Intel® Hyperflex™ Architecture High-Performance Design Handbook

ID 683353
Date 10/04/2021
Public

A newer version of this document is available. Customers should click here to go to the newest version.

Document Table of Contents

2.4.1.2. Time Domain Multiplexing

Time domain multiplexing increases circuit throughput by using multiple threads of computation. This technique is also known as C-slow retiming, or multithreading.

Time domain multiplexing replaces each register in a circuit with a set of C registers in series. Each extra copy of registers creates a new computation thread. One computation through the design requires C times as many clock cycles as the original circuit. However, the Compiler can retime the additional registers to improve the fMAX by a factor of C. For example, instead of instantiating two modules running at 400 MHz, you can instantiate one module running at 800 MHz.

The following set of diagrams shows the process of C-slow retiming, beginning with an initial circuit.

Figure 49. C-slow Retiming Starting Point

Edit the RTL design to replace every register, including registers in loops, with a set of C registers, comprising one register per independent thread of computation.

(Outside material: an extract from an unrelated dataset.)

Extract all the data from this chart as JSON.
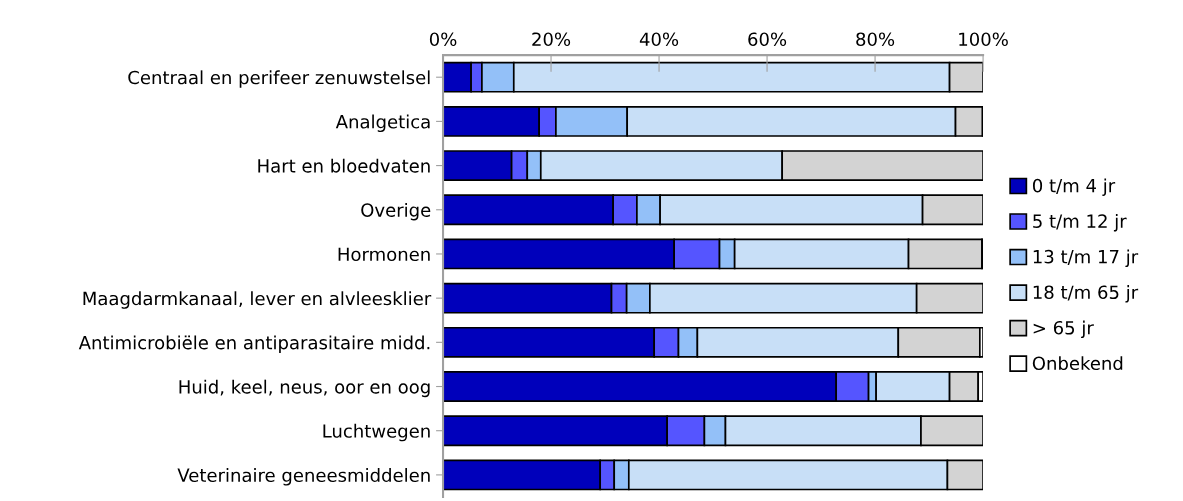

Figure 50. C-slow Retiming Intermediate PointThis example shows replacement of each register with two registers.

Compile the circuit at this point. When the Compiler optimizes the circuit, there is more flexibility to perform retiming with the additional registers.

Figure 51. C-Slow Retiming Ending Point

In addition to replacing every register with a set of registers, you must also multiplex the multiple input data streams into the block, and demultiplex the output streams out of the block. Use time domain multiplexing when a design includes multiple parallel threads, for which a loop limits each thread. The module you optimize must not be sensitive to latency.